When You Should Use Lists in Haskell (Mostly, You Should Not)

There is a saying to the effect of

First get your data structures right, then the program will write itself.

The following rant is about the question: When are (singly linked) lists the right structure to use? My answer is: almost never, despite appearances that would suggest the contrary.

At first glance, the designers of the programming language Haskell were madly in love with singly linked lists. They even granted notational privileges: e.g., the data constructor for a non-empty list ("cons") uses just one letter (:)

Is one concrete data type (singly linked lists) more important than the concept of static typing? Looking at the Haskell standard, the answer seems to be Yes. When declaring the type of an identifier, we must use two letters ::, because the natural (that is, mathematical) notation : is taken.

Also, note that the list type constructor has just two letters ([ ]). Can you guess Haskell's type with the next shortest name (hint: three letters)?

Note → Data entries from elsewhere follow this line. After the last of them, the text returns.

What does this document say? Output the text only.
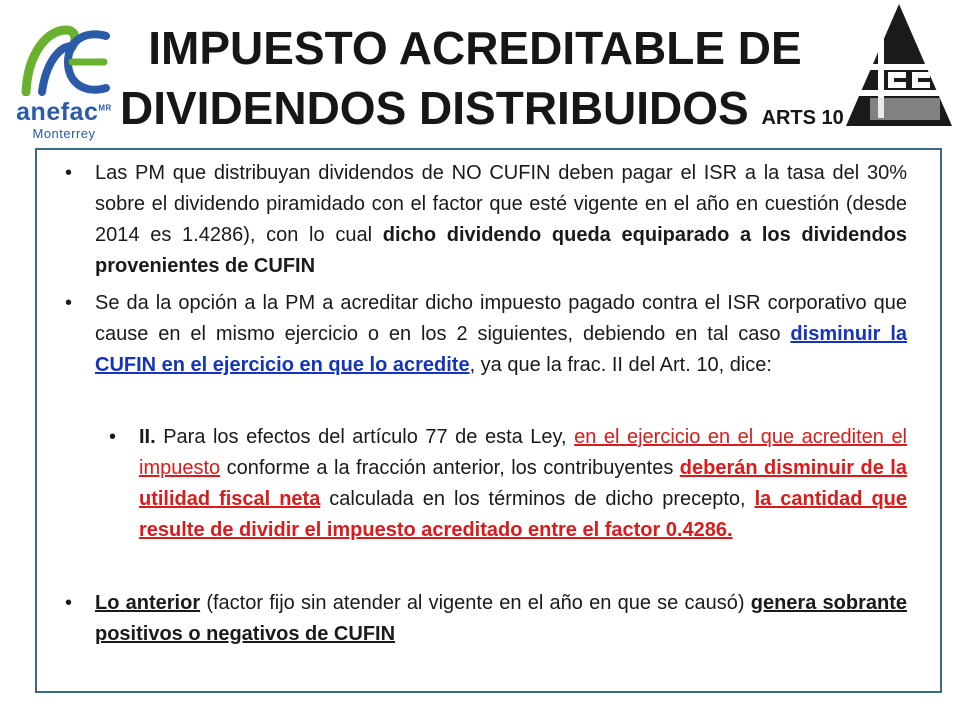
anefac$^{MR}$
Monterrey
IMPUESTO ACREDITABLE DE
DIVIDENDOS DISTRIBUIDOS ARTS 10
• Las PM que distribuyan dividendos de NO CUFIN deben pagar el ISR a la tasa del 30% sobre el dividendo piramidado con el factor que esté vigente en el año en cuestión (desde 2014 es 1.4286), con lo cual dicho dividendo queda equiparado a los dividendos provenientes de CUFIN
• Se da la opción a la PM a acreditar dicho impuesto pagado contra el ISR corporativo que cause en el mismo ejercicio o en los 2 siguientes, debiendo en tal caso disminuir la CUFIN en el ejercicio en que lo acredite, ya que la frac. II del Art. 10, dice:
• II. Para los efectos del artículo 77 de esta Ley, en el ejercicio en el que acrediten el impuesto conforme a la fracción anterior, los contribuyentes deberán disminuir de la utilidad fiscal neta calculada en los términos de dicho precepto, la cantidad que resulte de dividir el impuesto acreditado entre el factor 0.4286.
• Lo anterior (factor fijo sin atender al vigente en el año en que se causó) genera sobrante positivos o negativos de CUFIN
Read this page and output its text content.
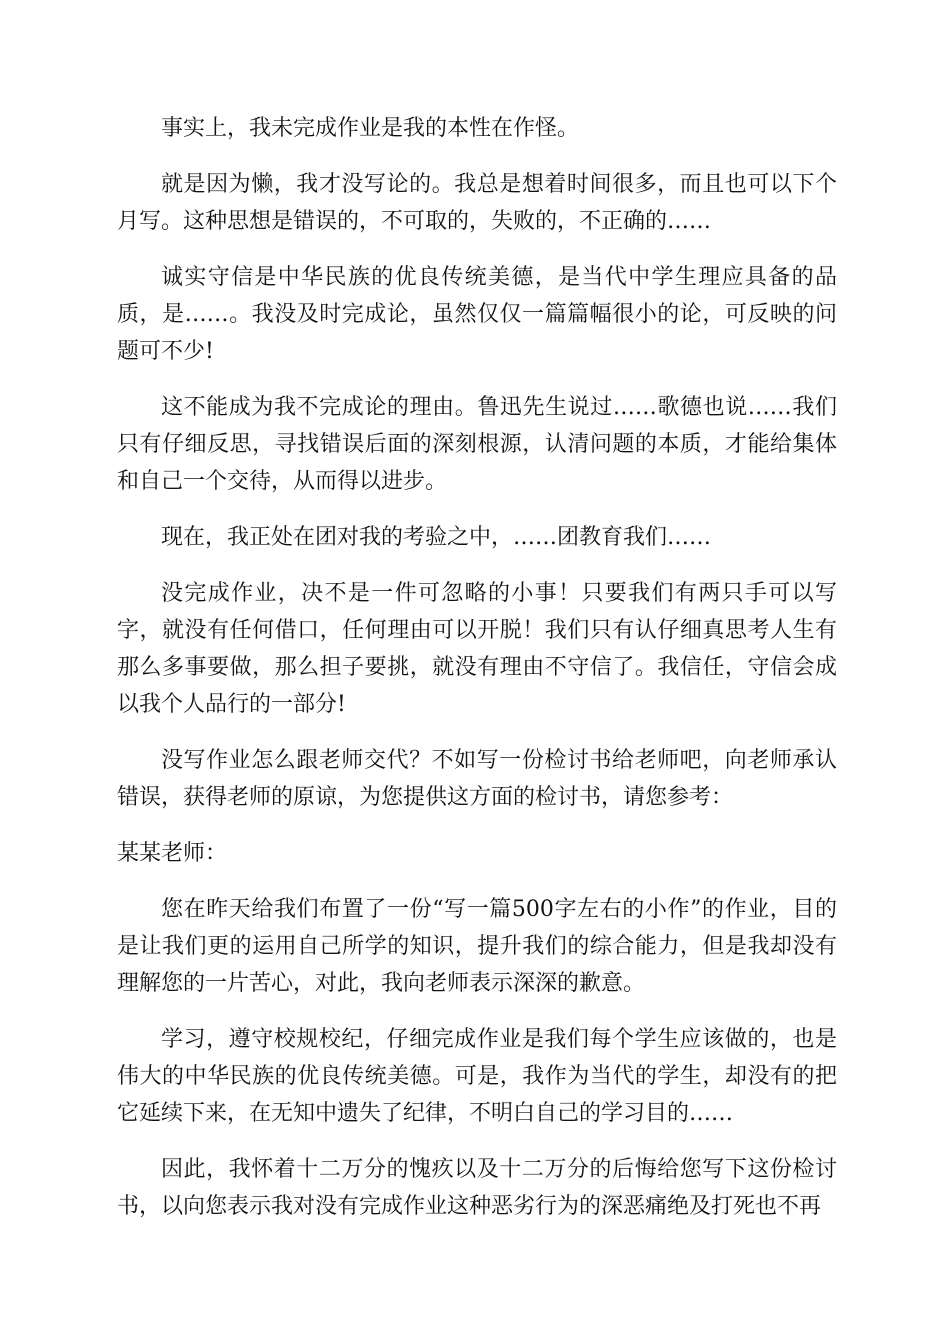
事实上，我未完成作业是我的本性在作怪。

就是因为懒，我才没写论的。我总是想着时间很多，而且也可以下个月写。这种思想是错误的，不可取的，失败的，不正确的……

诚实守信是中华民族的优良传统美德，是当代中学生理应具备的品质，是……。我没及时完成论，虽然仅仅一篇篇幅很小的论，可反映的问题可不少!

这不能成为我不完成论的理由。鲁迅先生说过……歌德也说……我们只有仔细反思，寻找错误后面的深刻根源，认清问题的本质，才能给集体和自己一个交待，从而得以进步。

现在，我正处在团对我的考验之中，……团教育我们……

没完成作业，决不是一件可忽略的小事！只要我们有两只手可以写字，就没有任何借口，任何理由可以开脱！我们只有认仔细真思考人生有那么多事要做，那么担子要挑，就没有理由不守信了。我信任，守信会成以我个人品行的一部分!

没写作业怎么跟老师交代？不如写一份检讨书给老师吧，向老师承认错误，获得老师的原谅，为您提供这方面的检讨书，请您参考：

某某老师：

您在昨天给我们布置了一份“写一篇500字左右的小作”的作业，目的是让我们更的运用自己所学的知识，提升我们的综合能力，但是我却没有理解您的一片苦心，对此，我向老师表示深深的歉意。

学习，遵守校规校纪，仔细完成作业是我们每个学生应该做的，也是伟大的中华民族的优良传统美德。可是，我作为当代的学生，却没有的把它延续下来，在无知中遗失了纪律，不明白自己的学习目的……

因此，我怀着十二万分的愧疚以及十二万分的后悔给您写下这份检讨书，以向您表示我对没有完成作业这种恶劣行为的深恶痛绝及打死也不再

One goal of language design is to make typical expected usage easy to write. Once the design is cast in stone, this becomes self-fulfilling: unsuspecting users of the language will write programs in what they think is idiomatic style, as suggested by built-in syntactical convenience. So it seems that it is typical Haskell to: not declare types for identifiers, and use machine numbers and lists all over the place.

This, with the lists, I mean, needs to stop. Now.

Lists do have their purpose, but it's rather limited. In fact, there is just one:

iteration: you use each element of a collection in order, on demand, and at most once.

If you use lists for anything else, in particular

storage: you use elements out of order, e.g., by known index, or you access ("search") elements by a property,

then you're doing it wrong. I will explain why, and what you should do instead. This turned out to grow into a rather large text. As an appetizer, here are some bumper-sticker slogans extracted from the text.

If your program accesses a list by index (with the !! operator), then your program is wrong.
If your program uses the length function, then your program is wrong.
If your program sorts a list, then your program is wrong.
If you wrote this sort function yourself, then it is doubly wrong.
The ideal use of a list is such that will be removed by the compiler.
The enlightened programmer writes list-free code with Foldable.

Sounds unbelievable? Read on!

Where do all these lists come from?

Certainly Haskell builds on the legacy of LISP, the very first functional programming language - that that has lists in its name already. Indeed, singly linked lists were the only way to structure nested data in LISP.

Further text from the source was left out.